第2話-5

 二週間前まで、ここは二十人ほどが住まう村だったというが、今はすっかり廃墟だらけだ。空気はにごっていて、薄い紫色の瘴気しょうきが立ちこめていた。

 井戸が残っていたが、汲み上げた水はリオネルが言っていた通り腐っていた。油のようなものが浮いて、匂いもきつい。瘴気を吸った水は湧かしたり濾過ろかしたりしても毒素が残ってしまうため、飲むどころか、身体を洗ったり洗濯に使うこともできないのだ。


(水が瘴気に冒されているから、地面も同じように毒されている。植物も枯れているし、地面から這い出した毒素で建物の跡すら腐食ふしょくがはじまっているし……)


 本来ならこうして歩くのも危険なのだ。長靴の中敷きの下に護符を仕込んでいるから、かろうじて無事でいられるだけで。

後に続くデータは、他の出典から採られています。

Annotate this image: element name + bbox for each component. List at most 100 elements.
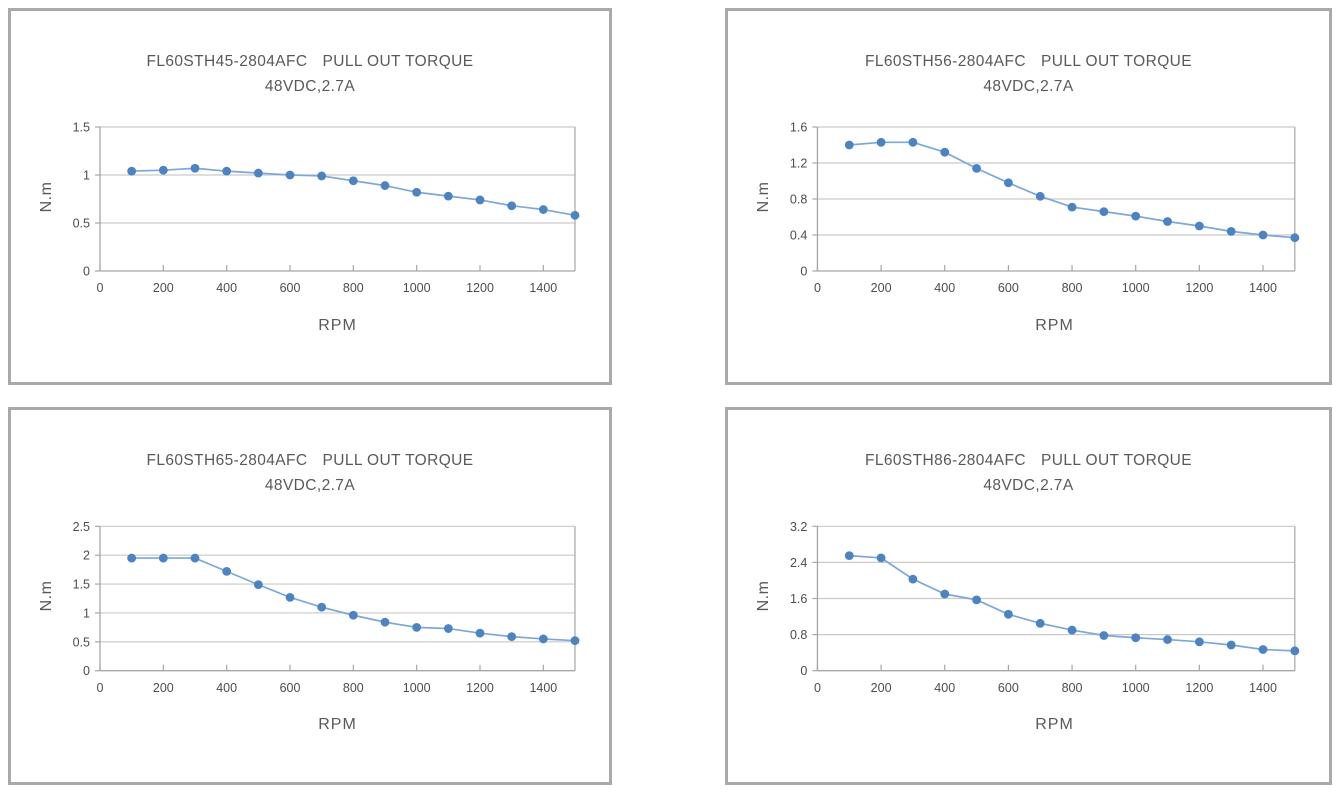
chart-title-text: PULL OUT TORQUE [322, 452, 474, 469]
data-point [1290, 233, 1300, 243]
chart-title-text: PULL OUT TORQUE [1041, 53, 1192, 70]
x-tick-label: 600 [280, 281, 301, 295]
data-point [844, 551, 854, 561]
data-point [1194, 637, 1204, 647]
data-point [570, 210, 580, 220]
data-point [317, 602, 327, 612]
x-tick-label: 0 [97, 281, 104, 295]
x-tick-label: 1400 [529, 681, 557, 695]
data-point [1099, 207, 1109, 217]
data-point [1003, 178, 1013, 188]
chart-panel-fl60sth45: FL60STH45-2804AFC PULL OUT TORQUE 48VDC,2… [8, 8, 612, 385]
chart-panel-fl60sth86: FL60STH86-2804AFC PULL OUT TORQUE 48VDC,2… [725, 407, 1332, 785]
data-point [222, 566, 232, 576]
x-tick-label: 0 [97, 681, 104, 695]
y-tick-label: 0 [83, 664, 90, 678]
y-tick-label: 1.5 [73, 121, 90, 135]
y-tick-label: 0.8 [790, 628, 807, 642]
y-tick-label: 2.4 [790, 556, 807, 570]
x-tick-label: 1000 [1122, 681, 1150, 695]
x-tick-label: 200 [153, 281, 174, 295]
torque-plot: 0 0.8 1.6 2.4 3.2 0 200 400 600 800 1000 1200 1400 [790, 520, 1300, 695]
data-point [253, 580, 263, 590]
x-tick-label: 200 [153, 681, 174, 695]
y-tick-label: 0.5 [73, 217, 90, 231]
x-tick-label: 400 [216, 281, 237, 295]
data-point [1131, 633, 1141, 643]
data-point [1035, 191, 1045, 201]
data-point [443, 191, 453, 201]
chart-subtitle: 48VDC,2.7A [264, 78, 356, 95]
data-point [844, 140, 854, 150]
x-tick-label: 800 [343, 681, 364, 695]
chart-model: FL60STH86-2804AFC [864, 452, 1026, 469]
data-point [127, 166, 137, 176]
y-tick-label: 1 [83, 169, 90, 183]
torque-plot: 0 0.5 1 1.5 0 200 400 600 800 1000 1200 1400 [73, 121, 580, 295]
data-point [443, 624, 453, 633]
data-point [1003, 609, 1013, 619]
x-tick-label: 600 [280, 681, 301, 695]
chart-title-line1: FL60STH45-2804AFC PULL OUT TORQUE [11, 49, 609, 74]
data-point [127, 553, 137, 563]
data-point [412, 622, 422, 632]
data-point [1226, 640, 1236, 650]
y-tick-label: 0 [800, 265, 807, 279]
data-point [1099, 631, 1109, 640]
data-point [348, 176, 358, 186]
data-point [570, 636, 580, 646]
x-axis-title: RPM [1035, 317, 1074, 334]
x-tick-label: 0 [814, 281, 821, 295]
chart-title-line1: FL60STH56-2804AFC PULL OUT TORQUE [728, 49, 1329, 74]
data-point [908, 574, 918, 584]
x-tick-label: 1200 [1185, 681, 1213, 695]
chart-title: FL60STH45-2804AFC PULL OUT TORQUE 48VDC,2… [11, 49, 609, 99]
torque-curve [131, 557, 576, 642]
chart-panel-fl60sth65: FL60STH65-2804AFC PULL OUT TORQUE 48VDC,2… [8, 407, 612, 785]
chart-title: FL60STH56-2804AFC PULL OUT TORQUE 48VDC,2… [728, 49, 1329, 99]
chart-title: FL60STH65-2804AFC PULL OUT TORQUE 48VDC,2… [11, 448, 609, 498]
chart-model: FL60STH56-2804AFC [864, 53, 1026, 70]
data-point [876, 137, 886, 147]
x-tick-label: 200 [871, 281, 892, 295]
data-point [348, 610, 358, 620]
y-tick-label: 1.6 [790, 121, 807, 135]
data-point [1163, 635, 1172, 644]
data-point [1194, 221, 1204, 231]
x-tick-label: 800 [343, 281, 364, 295]
chart-subtitle: 48VDC,2.7A [264, 477, 356, 494]
y-tick-label: 0.5 [73, 635, 90, 649]
data-point [317, 171, 327, 181]
x-tick-label: 1400 [1249, 681, 1277, 695]
data-point [1258, 645, 1268, 654]
data-point [285, 170, 295, 180]
x-tick-label: 200 [871, 681, 892, 695]
x-tick-label: 1000 [403, 281, 431, 295]
chart-title-text: PULL OUT TORQUE [322, 53, 474, 70]
chart-title-text: PULL OUT TORQUE [1041, 452, 1192, 469]
x-tick-label: 1400 [1249, 281, 1277, 295]
data-point [253, 168, 263, 178]
data-point [412, 187, 422, 197]
data-point [1067, 202, 1077, 212]
data-point [190, 553, 200, 563]
x-tick-label: 800 [1062, 281, 1083, 295]
y-tick-label: 1.6 [790, 592, 807, 606]
data-point [972, 595, 981, 605]
data-point [158, 165, 168, 175]
data-point [940, 147, 950, 157]
x-axis-title: RPM [318, 317, 357, 334]
data-point [380, 181, 390, 190]
data-point [538, 205, 548, 214]
y-tick-label: 2 [83, 549, 90, 563]
torque-curve [849, 554, 1295, 652]
x-tick-label: 600 [998, 681, 1019, 695]
chart-title-line1: FL60STH65-2804AFC PULL OUT TORQUE [11, 448, 609, 473]
y-tick-label: 0.8 [790, 193, 807, 207]
chart-subtitle: 48VDC,2.7A [983, 78, 1074, 95]
chart-title: FL60STH86-2804AFC PULL OUT TORQUE 48VDC,2… [728, 448, 1329, 498]
torque-plot: 0 0.5 1 1.5 2 2.5 0 200 400 600 800 1000 1200 1400 [73, 520, 580, 695]
torque-plot: 0 0.4 0.8 1.2 1.6 0 200 400 600 800 1000 1200 1400 [790, 121, 1300, 295]
data-point [507, 632, 517, 642]
x-tick-label: 1400 [529, 281, 557, 295]
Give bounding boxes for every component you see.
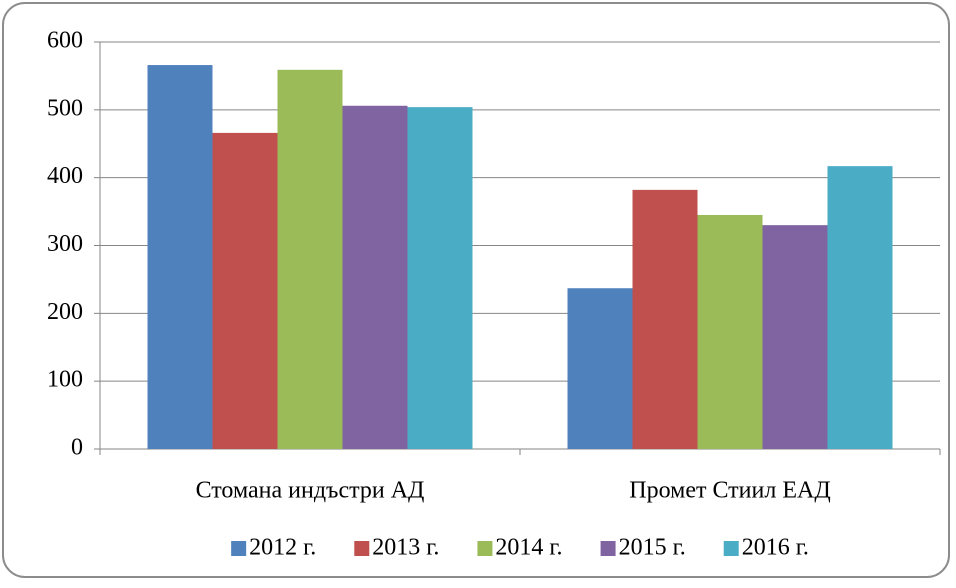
bar	[827, 166, 893, 449]
y-tick-label: 0	[71, 435, 83, 461]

「そういえば、あなたたちの装備にも、護符はちゃんと縫いつけられているわよね?」

「一応は。だが王都を出たときに受け取ったものだから、三ヶ月前のものになる」

「それなら、そろそろ貼り直したほうがいいわね」


 護符も、一度貼ったら安泰というわけではない。護符が苦手な聖女が描くものは一ヶ月程度しか効果がないし、並みの聖女が描いたものでも三ヶ月保てばいいほうだ。


「神殿に戻ったら新しく描くわね」

「助かる。おれはとにかく、部下たちは生身だからよけいにな」


 生身とはおもしろい表現だ。同時に、リオネルが常人離れした脚力の持ち主であることを思いだした。


「そういうあなたは強化人間なのかしら、隊長さん?」

「そう聞くってことは見当はついているんだろう?」

「まあね」


 ――リオネルはおそらく、聖職者によってなんらかの術を施された強化人間だ。

 なにかを癒やしたり守ったりする力は聖女のほうが強いが、なにかを改良したり呪ったりという力は聖職者のほうが強い。

 リオネルのように常人離れした身体能力を得るためには、聖職者に【強化術】を施してもらう必要がある。


 だが【強化術】は本人のなにかを犠牲にしてなり立つものなので、彼がなにを犠牲にして今の身体を手に入れたのかは気になった。


(とはいえ、見た目は普通の人間に見えるし、どこか悪いということもなさそう。シリアスなことだけに下手に聞くのはやめるべきね)


 ミーティアは胸中でそう結論づけた。


「聖女にとって、強化人間はあんまり褒められた存在じゃないだろうからな……」


 黙りこくったミーティアになにを思ってか、リオネルがぽつりとそう言った。


「あら、聖女の誰かにそう言われたの?」

「そういうわけじゃないが……」

「確かに、持って生まれた身体を術でどうこうするのをいやがる人間は多いけど……あんな家並みの魔物を相手に戦うんですもの。安全策として身体を強化しておくのは悪いことじゃないと思うわ」


 先ほど倒した羽のある魔物も、彼が上に乗って剣でグサグサやらなかったら、もっと手間取っていたことだろう。


「合理的な考えをするよな、おまえって」


 魔物が近寄ってこないか周囲を警戒しつつ、リオネルは興味を引かれた様子でミーティアをちらっと見てきた。


「褒め言葉として受け取っておくわ」

「ああ、褒めてる。聖女だろうと関係なく、年頃の娘ってのは感情的になってぎゃあぎゃあわめくもんだと思っていた。そうじゃない奴もいるんだな」


 ――その理屈で言うなら、ミーティアもリオネルに対して似たようなことを思っていた。

 これまで怪我を治してきた騎士はどこか横柄おうへいで「さっさと治せ!」と怒鳴りつけてくる輩もいれば、治った途端に「お茶でもどう?」などとふざけたことを抜かす輩もいた。


 それに比べ、リオネルは素直だ。少々口は悪いが、思ったことをまっすぐ伝えてくるだけに話していて疲労感を覚えない。魔物に対し先陣切って飛び込んでいく姿も好感が持てた。


(聖女にもいろいろいるように、騎士にもいろいろいるということね)


 当たり前のことだが、彼との出会いでそれを確認できたことは思いがけない収穫だった。